One of the most recognizable aircraft ever constructed is the Flying Fortress. 28th July 1935 saw the first flight of the B-17 prototype.

When the British Royal Air Force received four B-17s for high-altitude missions in 1941, the first B-17s entered battle. The bombers need more armor and armament as World War II progressed.

The B-17E, the first Flying Fortress variant to be produced in large quantities, was equipped with nine machine guns and a 4,000-pound bomb load. Compared to the prototypes, it weighed several tons more and was heavily armed. For better control and stability during high-altitude bombing, it was the first Boeing aircraft with a distinctive, huge tail. Each variant had more powerful weapons.

The Fortresses were also renowned for their remarkable resilience under heavy assault. According to Walt Miller, Former 0311/0302 at United States Marine Corps (1973-1993), on Quora, the Japanese in the Pacific called the aircraft “four-engine fighters” because of its deadly reputation.

The following intriguing story from Roger Freeman’s book B-17 Fortress at War supports the assertion.

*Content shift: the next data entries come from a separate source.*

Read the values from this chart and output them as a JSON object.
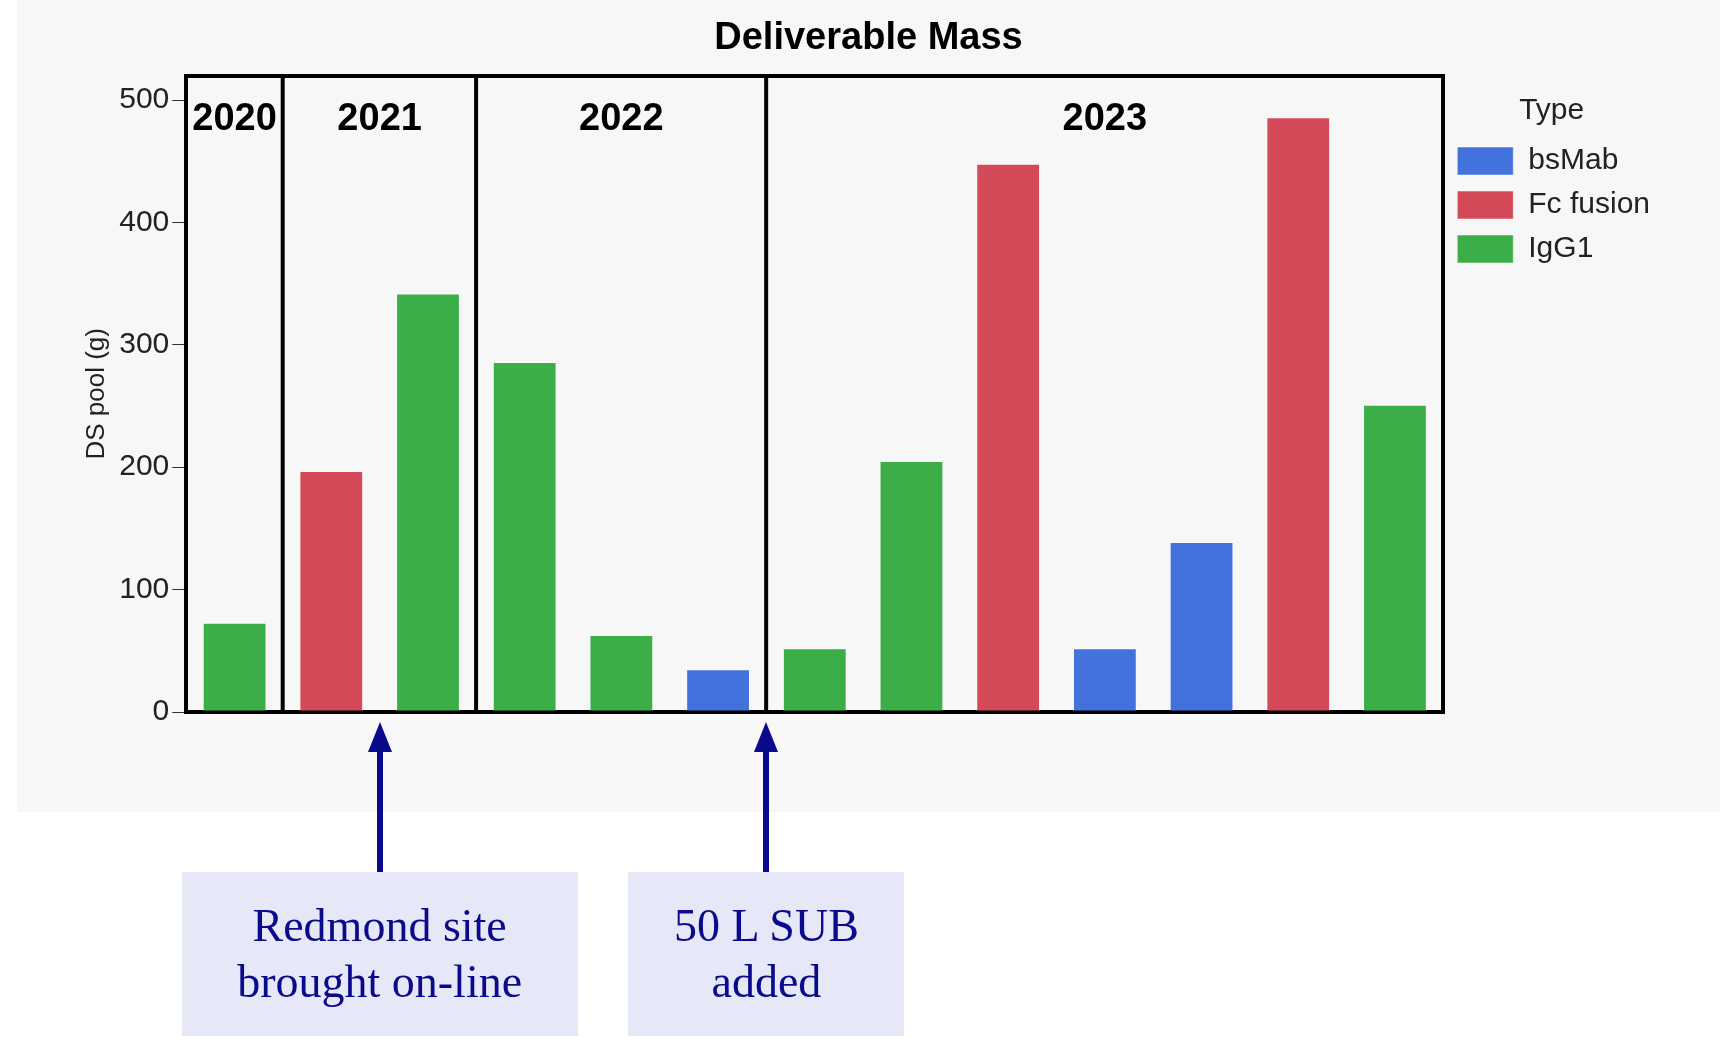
{
  "chart_data": {
    "type": "bar",
    "title": "Deliverable Mass",
    "ylabel": "DS pool (g)",
    "legend_title": "Type",
    "categories": [
      null,
      null,
      null,
      null,
      null,
      null,
      null,
      null,
      null,
      null,
      null,
      null,
      null
    ],
    "stacked": true,
    "series": [
      {
        "name": "bsMab",
        "color": "#4472dc",
        "values": [
          null,
          null,
          null,
          null,
          null,
          35,
          null,
          null,
          null,
          52,
          139,
          null,
          null
        ]
      },
      {
        "name": "Fc fusion",
        "color": "#d44a58",
        "values": [
          null,
          197,
          null,
          null,
          null,
          null,
          null,
          null,
          448,
          null,
          null,
          486,
          null
        ]
      },
      {
        "name": "IgG1",
        "color": "#3cae48",
        "values": [
          73,
          null,
          342,
          286,
          63,
          null,
          52,
          205,
          null,
          null,
          null,
          null,
          251
        ]
      }
    ],
    "ylim": [
      0,
      520
    ],
    "yticks": [
      0,
      100,
      200,
      300,
      400,
      500
    ],
    "grid": false,
    "legend": "right",
    "tick_labels": "y",
    "annotations": [
      "2020",
      "2021",
      "2022",
      "2023",
      "Redmond site brought on-line",
      "50 L SUB added"
    ]
  }
}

“Confidence in the Fortress was always high amongst men of the squadrons operating in the southwest Pacific. It was considered a ‘rugged ship’, highly durable which aircrew felt they had a chance and was quite able to give any formation of Zeros a tough time. […] A Japanese assessment of the B-17 referred to it as ‘a fighting plane used for all purposes’ rather than a heavy bomber. This attribute was not without foundation, for apart from general bombing, patrol, reconnaissance, and even transport, there were several instances when the Fortress had been used as a gunship, low-level strafer, and even pursuit plane. …Fortresses also intercepted and destroyed a number of enemy patrol bombers. One such incident involved a Kawanishi H6K ‘Mavis’ which a lone Fortress on oceanic patrol encountered. Captain Walter Lucas took his aircraft in to attack coming up below the four-engined flying boat so that the top turret and waist guns could bring fire to bear. Then, pulling up abreast of the enemy, a twenty-minute running battle took place until the Mavis had an engine catch fire and was forced to land in the sea where it was enveloped in flames.”